Frances kept her promise of secrecy to Elsie for the next 60 years but in 1982 decided to own up and asked journalist Joe Cooper to help with her book of confession, which will be on sale at the exhibition, privately published by Christine.

One evening she left him alone with her notes detailing for the first time the whole elaborate scam, except for the fifth picture.

Cooper hurriedly left the next morning and without reference to Frances two weeks later published his own exposé, Cottingley: At Last The Truth, in a magazine, The Unexplained.

A public outcry ensued and Frances felt devastated at his betrayal.

“The deception ruined her life. She felt she had betrayed the fairies,” says Christine.

“My husband was well known and respected in Northern Ireland. we were very embarrassed but I knew my mother told the truth about the fifth photograph. Nothing shook my belief in fairies.”

Christine is convinced that revealing everything now in today’s more understanding society will restore her mother’s reputation and blow away any hint of wrongdoing.

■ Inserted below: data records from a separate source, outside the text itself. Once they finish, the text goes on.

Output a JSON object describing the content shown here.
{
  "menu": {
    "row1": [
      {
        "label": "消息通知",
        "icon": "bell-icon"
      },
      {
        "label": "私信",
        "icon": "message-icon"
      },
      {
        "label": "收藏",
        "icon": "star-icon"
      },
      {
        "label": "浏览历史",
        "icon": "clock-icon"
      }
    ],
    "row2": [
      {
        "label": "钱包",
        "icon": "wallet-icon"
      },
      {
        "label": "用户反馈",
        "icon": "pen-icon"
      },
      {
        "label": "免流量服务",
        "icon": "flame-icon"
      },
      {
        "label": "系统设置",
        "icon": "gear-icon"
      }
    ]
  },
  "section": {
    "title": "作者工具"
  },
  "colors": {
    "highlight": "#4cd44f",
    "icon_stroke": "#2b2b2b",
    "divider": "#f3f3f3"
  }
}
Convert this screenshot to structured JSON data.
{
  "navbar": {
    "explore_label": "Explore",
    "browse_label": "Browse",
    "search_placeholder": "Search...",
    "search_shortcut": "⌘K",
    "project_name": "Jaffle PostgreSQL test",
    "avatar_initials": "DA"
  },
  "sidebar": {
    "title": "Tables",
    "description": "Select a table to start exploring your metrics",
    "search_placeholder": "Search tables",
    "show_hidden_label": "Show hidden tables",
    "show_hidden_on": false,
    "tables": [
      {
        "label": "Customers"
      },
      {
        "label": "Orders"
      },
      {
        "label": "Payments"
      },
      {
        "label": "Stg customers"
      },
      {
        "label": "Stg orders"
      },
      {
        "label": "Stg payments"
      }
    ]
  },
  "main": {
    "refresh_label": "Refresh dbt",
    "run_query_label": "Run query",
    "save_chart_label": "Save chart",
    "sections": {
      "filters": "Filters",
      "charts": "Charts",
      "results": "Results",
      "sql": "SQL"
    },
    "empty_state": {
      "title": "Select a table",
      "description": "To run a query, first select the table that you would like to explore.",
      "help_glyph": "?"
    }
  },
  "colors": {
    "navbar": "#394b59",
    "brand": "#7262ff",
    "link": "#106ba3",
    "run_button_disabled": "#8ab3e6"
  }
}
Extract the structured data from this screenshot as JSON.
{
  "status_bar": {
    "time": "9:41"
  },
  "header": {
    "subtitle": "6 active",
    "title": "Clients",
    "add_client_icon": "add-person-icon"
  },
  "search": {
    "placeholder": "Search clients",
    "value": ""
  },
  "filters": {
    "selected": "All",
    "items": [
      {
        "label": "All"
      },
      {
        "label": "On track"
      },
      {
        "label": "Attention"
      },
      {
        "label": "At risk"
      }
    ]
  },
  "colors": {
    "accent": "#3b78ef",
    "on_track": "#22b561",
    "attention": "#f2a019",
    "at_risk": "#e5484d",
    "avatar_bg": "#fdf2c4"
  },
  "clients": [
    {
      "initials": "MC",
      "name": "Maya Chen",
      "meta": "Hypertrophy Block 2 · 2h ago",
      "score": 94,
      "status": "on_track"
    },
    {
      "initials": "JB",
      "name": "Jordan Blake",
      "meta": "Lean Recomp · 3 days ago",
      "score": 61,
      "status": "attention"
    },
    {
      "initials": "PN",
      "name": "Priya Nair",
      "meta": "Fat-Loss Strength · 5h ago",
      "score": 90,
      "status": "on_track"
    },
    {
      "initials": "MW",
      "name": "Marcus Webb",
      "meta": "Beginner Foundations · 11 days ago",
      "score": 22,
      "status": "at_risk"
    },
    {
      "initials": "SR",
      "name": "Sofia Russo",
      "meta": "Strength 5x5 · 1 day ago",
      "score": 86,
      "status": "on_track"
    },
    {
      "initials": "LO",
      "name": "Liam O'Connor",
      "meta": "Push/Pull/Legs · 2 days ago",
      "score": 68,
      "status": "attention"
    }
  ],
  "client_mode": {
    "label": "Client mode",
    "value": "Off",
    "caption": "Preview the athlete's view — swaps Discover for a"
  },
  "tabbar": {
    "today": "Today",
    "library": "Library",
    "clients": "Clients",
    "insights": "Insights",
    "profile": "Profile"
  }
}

She is happy to pay a high price for her mother’s redemption, a run of 10,000 copies of Frances’s book for sale at the exhibition will cost her thousands but she is desperate to clear her mother’s name.

During the ride over the mountain to catch my flight home I noticed a charred area on the roadside: drunken youths or terrorist thugs?

I couldn’t help wondering if Northern Ireland is actually ready yet for the return of the Cottingley Fairies.